Perhaps with this in mind I had secured a job with Transitional Housing Inc, dealing with code violations and where 82-year-old John S., the director told me, Bill, your son always has a bed here in one my facilities.  You have done a lot for us.  That gave me renewed courage.  I saw Owen less and less with each of the remaining months to come.  Darkness and uncertainty shadowed me.

In March 2020 the COVID-19 pandemic descended upon the world.  It was five months after Owen’s prison release.  So much had changed so fast for the worst.  It seemed like a perfect storm.  The following summer, Owen left my home in a storm of confusion.   Pandemic chaos drove Owen into the drug underworld where his addiction hit new lows.  Intervention appeared impossible.  He immersed himself into hopelessness and darkness.  I lost the progress I had made with him.  I was sucked into a reemergence of work fueled from pandemic stimulus funding and previously postponed contracts.  I called it covid-mania.  It was a time in history marked by frenzy and fear as America returned to work. It was a time when cons scammed the system; a time of financial recklessness; a time for the desperate to grab what they could.  Time seemed to race by.

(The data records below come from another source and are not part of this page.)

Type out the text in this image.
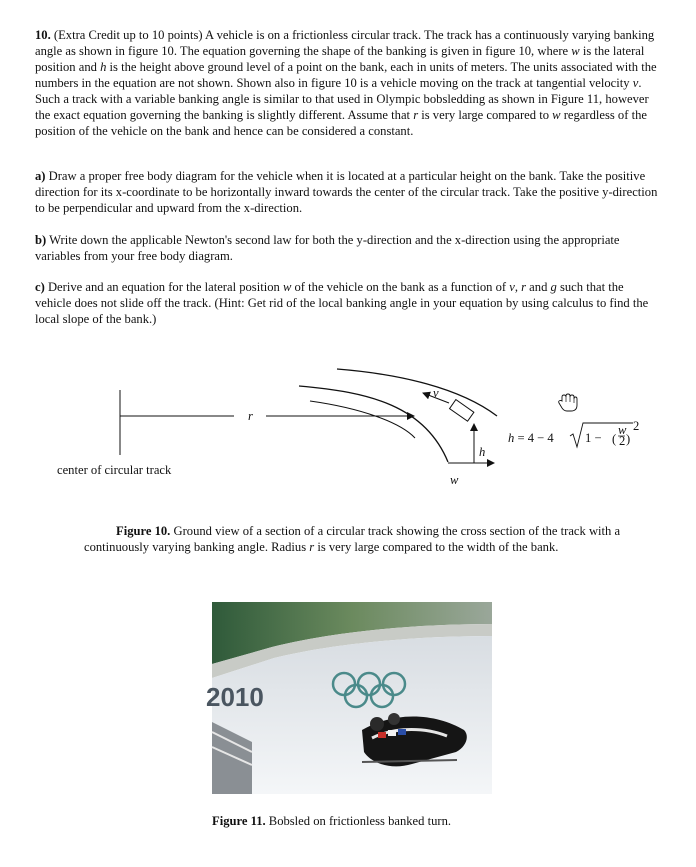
10. (Extra Credit up to 10 points) A vehicle is on a frictionless circular track. The track has a continuously varying banking angle as shown in figure 10. The equation governing the shape of the banking is given in figure 10, where w is the lateral position and h is the height above ground level of a point on the bank, each in units of meters. The units associated with the numbers in the equation are not shown. Shown also in figure 10 is a vehicle moving on the track at tangential velocity v. Such a track with a variable banking angle is similar to that used in Olympic bobsledding as shown in Figure 11, however the exact equation governing the banking is slightly different. Assume that r is very large compared to w regardless of the position of the vehicle on the bank and hence can be considered a constant.

a) Draw a proper free body diagram for the vehicle when it is located at a particular height on the bank. Take the positive direction for its x-coordinate to be horizontally inward towards the center of the circular track. Take the positive y-direction to be perpendicular and upward from the x-direction.

b) Write down the applicable Newton's second law for both the y-direction and the x-direction using the appropriate variables from your free body diagram.

c) Derive and an equation for the lateral position w of the vehicle on the bank as a function of v, r and g such that the vehicle does not slide off the track. (Hint: Get rid of the local banking angle in your equation by using calculus to find the local slope of the bank.)

r
v
h
w
center of circular track
h = 4 − 4 1 − (
w
2 )
2
Figure 10. Ground view of a section of a circular track showing the cross section of the track with a continuously varying banking angle. Radius r is very large compared to the width of the bank.
2010
Figure 11. Bobsled on frictionless banked turn.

After a year drifting from hotel room to hotel room, sometimes on the streets, Owen showed up at my doorstep as I was pulling up the driveway from one of my evening swims.  He was ill and coughing.  It was September of 2021.  He looked worn and was with his girlfriend.  They asked to be taken to American’s Rehab Campuses at 6944 E Tanque Verde Rd, Tucson, AZ 85715.  Flush with new funding, they admitted them that evening.  I was filled with cautious hope one more time.  Two days later he was tossed to the streets because he had COVID.  It hurt that they did it so callously.  His intake person confirmed that.   It was late fall and homecoming weekend.  Hotels and Airbnb’s were full.   I made some calls. I strung together two weeks in four different rooms giving Owen 14 days of recovery so he could go back to finish his detox.  I lost track of him. 

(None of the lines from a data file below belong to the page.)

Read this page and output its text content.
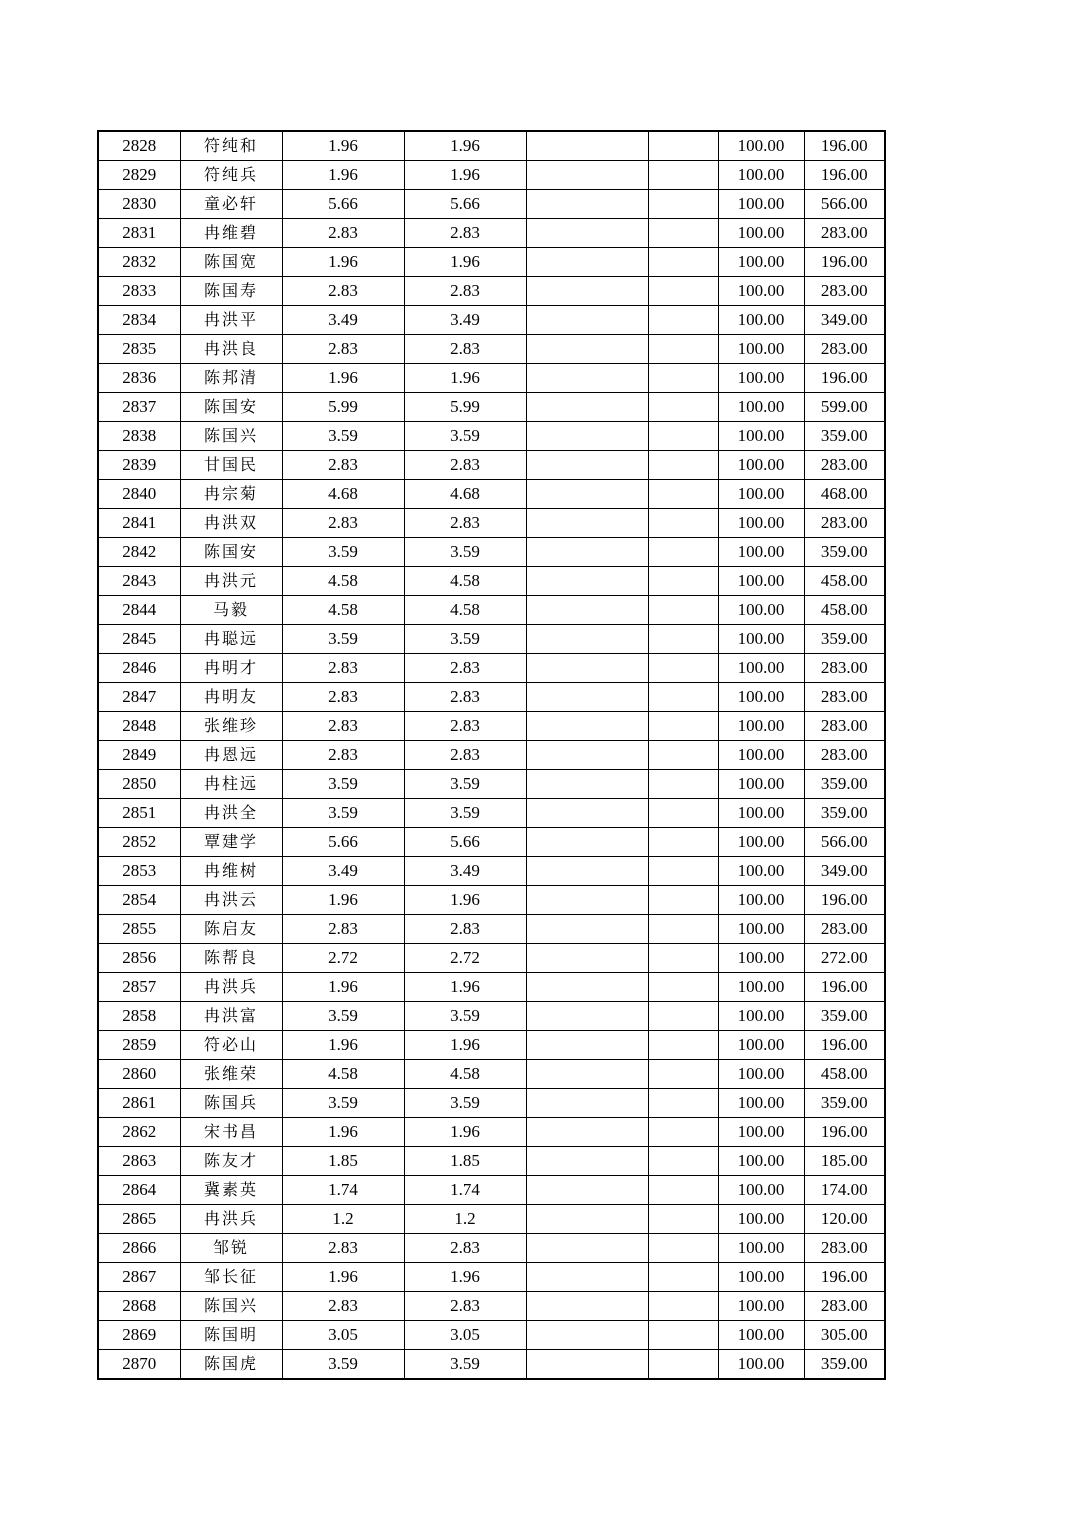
2828	符纯和	1.96	1.96			100.00	196.00
2829	符纯兵	1.96	1.96			100.00	196.00
2830	童必轩	5.66	5.66			100.00	566.00
2831	冉维碧	2.83	2.83			100.00	283.00
2832	陈国宽	1.96	1.96			100.00	196.00
2833	陈国寿	2.83	2.83			100.00	283.00
2834	冉洪平	3.49	3.49			100.00	349.00
2835	冉洪良	2.83	2.83			100.00	283.00
2836	陈邦清	1.96	1.96			100.00	196.00
2837	陈国安	5.99	5.99			100.00	599.00
2838	陈国兴	3.59	3.59			100.00	359.00
2839	甘国民	2.83	2.83			100.00	283.00
2840	冉宗菊	4.68	4.68			100.00	468.00
2841	冉洪双	2.83	2.83			100.00	283.00
2842	陈国安	3.59	3.59			100.00	359.00
2843	冉洪元	4.58	4.58			100.00	458.00
2844	马毅	4.58	4.58			100.00	458.00
2845	冉聪远	3.59	3.59			100.00	359.00
2846	冉明才	2.83	2.83			100.00	283.00
2847	冉明友	2.83	2.83			100.00	283.00
2848	张维珍	2.83	2.83			100.00	283.00
2849	冉恩远	2.83	2.83			100.00	283.00
2850	冉柱远	3.59	3.59			100.00	359.00
2851	冉洪全	3.59	3.59			100.00	359.00
2852	覃建学	5.66	5.66			100.00	566.00
2853	冉维树	3.49	3.49			100.00	349.00
2854	冉洪云	1.96	1.96			100.00	196.00
2855	陈启友	2.83	2.83			100.00	283.00
2856	陈帮良	2.72	2.72			100.00	272.00
2857	冉洪兵	1.96	1.96			100.00	196.00
2858	冉洪富	3.59	3.59			100.00	359.00
2859	符必山	1.96	1.96			100.00	196.00
2860	张维荣	4.58	4.58			100.00	458.00
2861	陈国兵	3.59	3.59			100.00	359.00
2862	宋书昌	1.96	1.96			100.00	196.00
2863	陈友才	1.85	1.85			100.00	185.00
2864	冀素英	1.74	1.74			100.00	174.00
2865	冉洪兵	1.2	1.2			100.00	120.00
2866	邹锐	2.83	2.83			100.00	283.00
2867	邹长征	1.96	1.96			100.00	196.00
2868	陈国兴	2.83	2.83			100.00	283.00
2869	陈国明	3.05	3.05			100.00	305.00
2870	陈国虎	3.59	3.59			100.00	359.00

A week or two before Christmas of 2021 with uncertainty and worry hanging in the air he showed up.  I found him in my back yard with his girlfriend.  They were smoking fentanyl pills.  I saw foils strewn along the side of my office.  He was angry.  He was broken.  He did not know that I had just put a restraining order on him for robbing my Sarah and I on November 13th while she and I were at out that evening.  I decided to have the order served and consequently, he was politely escorted from my property with an address I had given him to one of John S’s halfway houses I previously arranged.  So, moved was John, that his bouquet for Owen’s memorial of lilies still adorns my home in memory.

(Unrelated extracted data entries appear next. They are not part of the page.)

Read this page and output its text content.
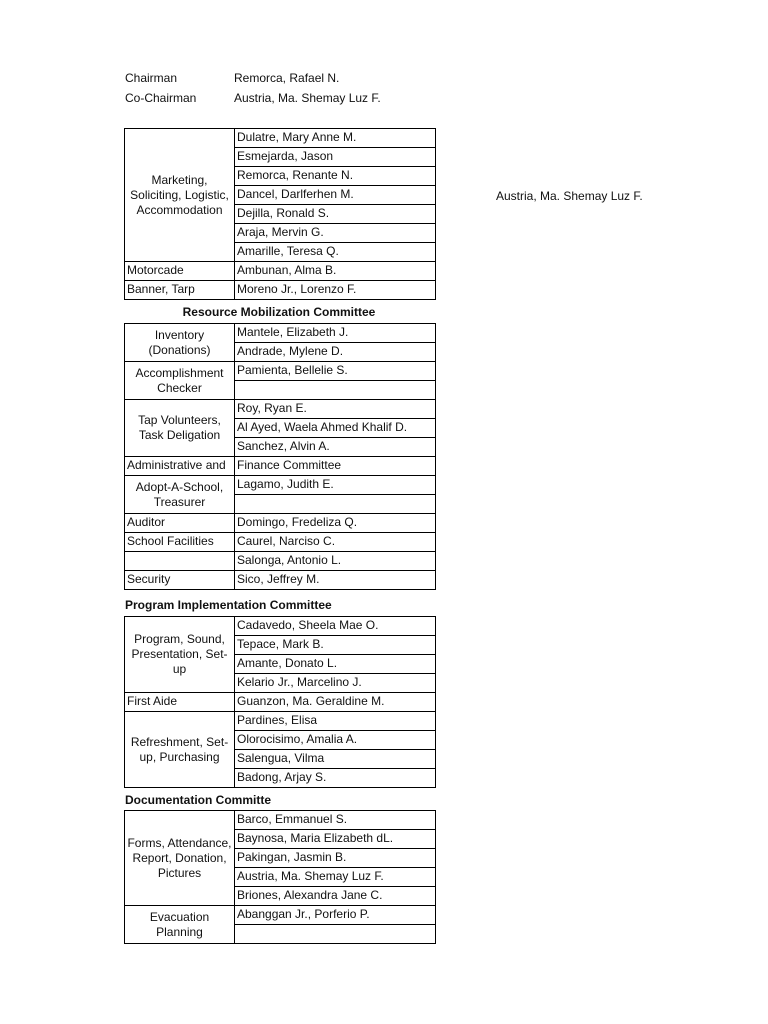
Chairman	Remorca, Rafael N.
Co-Chairman	Austria, Ma. Shemay Luz F.
Austria, Ma. Shemay Luz F.
Marketing, Soliciting, Logistic, Accommodation	Dulatre, Mary Anne M.
	Esmejarda, Jason
	Remorca, Renante N.
	Dancel, Darlferhen M.
	Dejilla, Ronald S.
	Araja, Mervin G.
	Amarille, Teresa Q.
Motorcade	Ambunan, Alma B.
Banner, Tarp	Moreno Jr., Lorenzo F.
Resource Mobilization Committee
Inventory (Donations)	Mantele, Elizabeth J.
	Andrade, Mylene D.
Accomplishment Checker	Pamienta, Bellelie S.

Tap Volunteers, Task Deligation	Roy, Ryan E.
	Al Ayed, Waela Ahmed Khalif D.
	Sanchez, Alvin A.
Administrative and	Finance Committee
Adopt-A-School, Treasurer	Lagamo, Judith E.

Auditor	Domingo, Fredeliza Q.
School Facilities	Caurel, Narciso C.
	Salonga, Antonio L.
Security	Sico, Jeffrey M.
Program Implementation Committee
Program, Sound, Presentation, Set-up	Cadavedo, Sheela Mae O.
	Tepace, Mark B.
	Amante, Donato L.
	Kelario Jr., Marcelino J.
First Aide	Guanzon, Ma. Geraldine M.
Refreshment, Set-up, Purchasing	Pardines, Elisa
	Olorocisimo, Amalia A.
	Salengua, Vilma
	Badong, Arjay S.
Documentation Committe
Forms, Attendance, Report, Donation, Pictures	Barco, Emmanuel S.
	Baynosa, Maria Elizabeth dL.
	Pakingan, Jasmin B.
	Austria, Ma. Shemay Luz F.
	Briones, Alexandra Jane C.
Evacuation Planning	Abanggan Jr., Porferio P.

Owen never showed up and took that room.  It would have meant detox and sobriety, but I knew these men would not have easily kicked him to the streets.  They knew the dire.  I did not see him again until he was near his end.  I do not know where he went from that point.   Four sad weeks later, I saw him one last time.  I had no idea.  He passed to the other side a day and a half later on the evening of January 12, 2022.  Owen’s confused and exhausted heart gave out from a 17-year battle that would blush the toughest of warriors.  I always thought, that if I were in 10th century Scotland fighting in a battle, I would feel comfort if he were at my side.  I only say that because I know of his bravery and willingness to stand tall and protect.  It may not sound like much to give credit, but he knew he had punished a few bad people including drug dealers on the streets.   To me, that is part of his goodness.   God only knows the evil that lurks there.  Owen has a heart and soul of worthiness.   

If not this day; this world, sometime in the distant past or future we will have met or meet again in different circumstances.  The world moves on with an agenda that I cannot know but for certain, there is a plan.  I love you Owen…to my core.